Tu m’as demandé de peigner la petite. J’ai vu dans ton regard qui se voulait fort que cela te déchirait. De te retrouver incapable de coiffer ta fillette, de lui faire une simple toque, te donnait envie de pleurer.
Tes symptômes s’intensifient sournoisement de jour en jour. Les petites tâches banales du quotidien deviennent complexes et ton inquiétude voile de plus en plus ton regard. Tu veux savoir si c’est grave. Tu veux savoir si c’est permanent ou passager. Tu veux savoir si ça va encore empirer. Tu veux savoir, tout simplement.
Je sais que tu ne t’inquiètes pas pour toi, tu t’inquiètes pour eux. Tu as peur de ne plus arriver à leur en donner autant. Tu crains de ne plus être la même maman. Tu ne veux pas devenir un fardeau qui leur impose des responsabilités de grands. Tu ne penses pas à toi là-dedans, tu penses à eux, tes enfants.

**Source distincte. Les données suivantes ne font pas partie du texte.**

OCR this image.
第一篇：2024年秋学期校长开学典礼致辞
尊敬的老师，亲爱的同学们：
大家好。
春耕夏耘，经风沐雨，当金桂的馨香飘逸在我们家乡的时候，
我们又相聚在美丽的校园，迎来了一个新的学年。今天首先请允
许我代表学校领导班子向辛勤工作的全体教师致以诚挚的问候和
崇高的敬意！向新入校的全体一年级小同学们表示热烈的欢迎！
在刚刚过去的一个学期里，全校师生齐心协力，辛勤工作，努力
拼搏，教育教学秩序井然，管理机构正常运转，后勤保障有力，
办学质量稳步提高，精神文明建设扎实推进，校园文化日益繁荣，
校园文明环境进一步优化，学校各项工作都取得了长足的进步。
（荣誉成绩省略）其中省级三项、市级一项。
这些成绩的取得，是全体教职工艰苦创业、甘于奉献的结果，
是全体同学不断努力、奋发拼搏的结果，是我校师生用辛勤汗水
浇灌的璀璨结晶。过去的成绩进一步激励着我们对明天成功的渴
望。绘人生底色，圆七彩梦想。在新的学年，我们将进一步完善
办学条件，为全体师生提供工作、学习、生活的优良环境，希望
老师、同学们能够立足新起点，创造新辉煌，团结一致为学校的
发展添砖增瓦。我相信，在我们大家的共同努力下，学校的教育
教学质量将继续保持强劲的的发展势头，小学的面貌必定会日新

Tu ne leur en as pas encore parlé car tu attends le verdict du médecin. Tu souris et tu fais semblant de rien. Mais je la vois au fond de tes yeux, la crainte colérique qui brille. J’entends ces soupirs que tu veux subtils. Je te vois serrer les poings en cachette.
Le plus difficile, c’est cette impuissance fourbe qui nous tient entre ses griffes, toi, moi et tous ceux qui t’aiment. On ne peut qu’attendre et espérer. Je ne peux ni alléger tes peurs, ni te rassurer. Je peux être là, mais je ne peux pas te dire que tout va bien se passer. Je ne peux pas prendre ton mal, même pour une petite journée. Je ne peux pas accélérer l’analyse du médecin. Je ne peux pas; je n’ai même pas réussi à coiffer la petite aussi bien que tu l’aurais fait.
J’aurais voulu que ce soit moi. Mais c’est toi, le pilier de la famille, le capitaine du bateau, c’est toi que la maladie a choisie. Je continue de croiser les doigts. D’espérer une pacotille bénigne qui se sera bien moquée de nous. Je continue à te dire que je serai là, à tes côtés, peu importe ce qui arrivera. Je persiste et signe, on trouvera ensemble et on combattra l’insidieux mal-être qui cherche à s’emparer de toi.
Et je te le promets, avant longtemps, je vais apprendre à faire une toque à la petite aussi bien que toi.